Governor Christie additionally directed Commissioner David Hespe to require schools to publicly post all test results and immediately notify parents if testing shows elevated levels of lead. Under the proposal, schools must provide parents with a description of any steps the school is taking to ensure safe drinking water will be made available to students.
The $10 million would be appropriated to support schools in complying with the expanded testing and notification regulations and make the districts more accountable.
Health Department Action
The Governor also directed Acting Health Commissioner Cathleen Bennett to move forward with regulatory changes to strengthen New Jersey’s standard for intervening in cases of potential lead exposure. New Jersey will join 25 percent of states in requiring earlier intervention when lower levels of lead are detected in a child — from 10 micrograms per deciliter of blood to between 5 and 9 micrograms, as recommended by the Centers for Disease Control. The change will enable public health officials and medical providers to intervene with education, case management, home visits and other steps as appropriate to address health hazards caused by lead exposure and bring children’s blood lead levels down below the level of concern at the earliest possible time.

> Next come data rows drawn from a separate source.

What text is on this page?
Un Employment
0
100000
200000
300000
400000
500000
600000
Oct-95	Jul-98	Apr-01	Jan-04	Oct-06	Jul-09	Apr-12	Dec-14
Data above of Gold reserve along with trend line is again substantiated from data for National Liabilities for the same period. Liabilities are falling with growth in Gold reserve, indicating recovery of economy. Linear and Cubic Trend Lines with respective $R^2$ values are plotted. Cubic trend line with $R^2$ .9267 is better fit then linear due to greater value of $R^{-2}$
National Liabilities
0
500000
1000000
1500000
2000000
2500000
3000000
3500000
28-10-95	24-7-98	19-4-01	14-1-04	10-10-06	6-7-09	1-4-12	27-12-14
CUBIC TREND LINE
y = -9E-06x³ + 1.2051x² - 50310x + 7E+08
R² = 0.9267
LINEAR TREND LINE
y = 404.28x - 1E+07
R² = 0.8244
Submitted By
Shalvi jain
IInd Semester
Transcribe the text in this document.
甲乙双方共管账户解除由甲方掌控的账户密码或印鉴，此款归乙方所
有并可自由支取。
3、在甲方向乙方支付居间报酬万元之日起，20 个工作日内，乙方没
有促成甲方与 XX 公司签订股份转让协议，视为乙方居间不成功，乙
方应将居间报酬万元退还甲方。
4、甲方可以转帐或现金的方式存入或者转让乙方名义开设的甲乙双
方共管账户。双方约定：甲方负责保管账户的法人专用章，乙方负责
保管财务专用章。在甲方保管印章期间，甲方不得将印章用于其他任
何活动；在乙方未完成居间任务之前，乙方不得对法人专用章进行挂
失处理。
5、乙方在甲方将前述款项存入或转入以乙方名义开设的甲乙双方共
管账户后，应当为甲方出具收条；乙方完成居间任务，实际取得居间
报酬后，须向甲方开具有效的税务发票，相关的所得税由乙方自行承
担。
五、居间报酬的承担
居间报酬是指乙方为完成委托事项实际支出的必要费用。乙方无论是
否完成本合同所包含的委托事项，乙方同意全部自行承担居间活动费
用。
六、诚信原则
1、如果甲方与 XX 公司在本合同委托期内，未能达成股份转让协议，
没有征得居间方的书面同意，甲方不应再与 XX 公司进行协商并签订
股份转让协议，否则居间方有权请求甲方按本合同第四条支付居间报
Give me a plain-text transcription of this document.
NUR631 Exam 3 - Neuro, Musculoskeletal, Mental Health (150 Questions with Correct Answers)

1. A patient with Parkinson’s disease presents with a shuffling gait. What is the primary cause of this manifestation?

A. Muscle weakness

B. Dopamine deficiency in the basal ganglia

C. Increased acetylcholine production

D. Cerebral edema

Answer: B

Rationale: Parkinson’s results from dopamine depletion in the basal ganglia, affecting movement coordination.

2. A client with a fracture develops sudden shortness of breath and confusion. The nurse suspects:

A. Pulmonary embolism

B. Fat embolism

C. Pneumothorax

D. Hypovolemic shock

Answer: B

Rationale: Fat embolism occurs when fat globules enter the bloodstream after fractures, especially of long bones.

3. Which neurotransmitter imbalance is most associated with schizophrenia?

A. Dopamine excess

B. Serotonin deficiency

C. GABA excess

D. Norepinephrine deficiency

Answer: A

Earlier this year, Governor Christie announced the dedication of $10 million of existing funds from the 2016 budget to support improved lead remediation and containment for low- and moderate-income households where lead-based paint, outlawed in 1978, is found.
New Jersey is one of just 17 states that require universal lead screening of all children at ages 1 and 2. Other states target screening only to children at increased risk for lead exposure. Screenings for lead exposure have increased dramatically over the past 20 years with 20 times more children being tested in 2015 (206,221) as compared with just 10,200 children in 1998. Even as the number of children tested has increased, the number of children with elevated blood lead levels has been cut nearly in half from 1,481 in 1998 to 898 in 2015. According to the latest data, 97 percent of New Jersey’s children fewer than 6 years of age have had at least one blood lead test in their lifetime.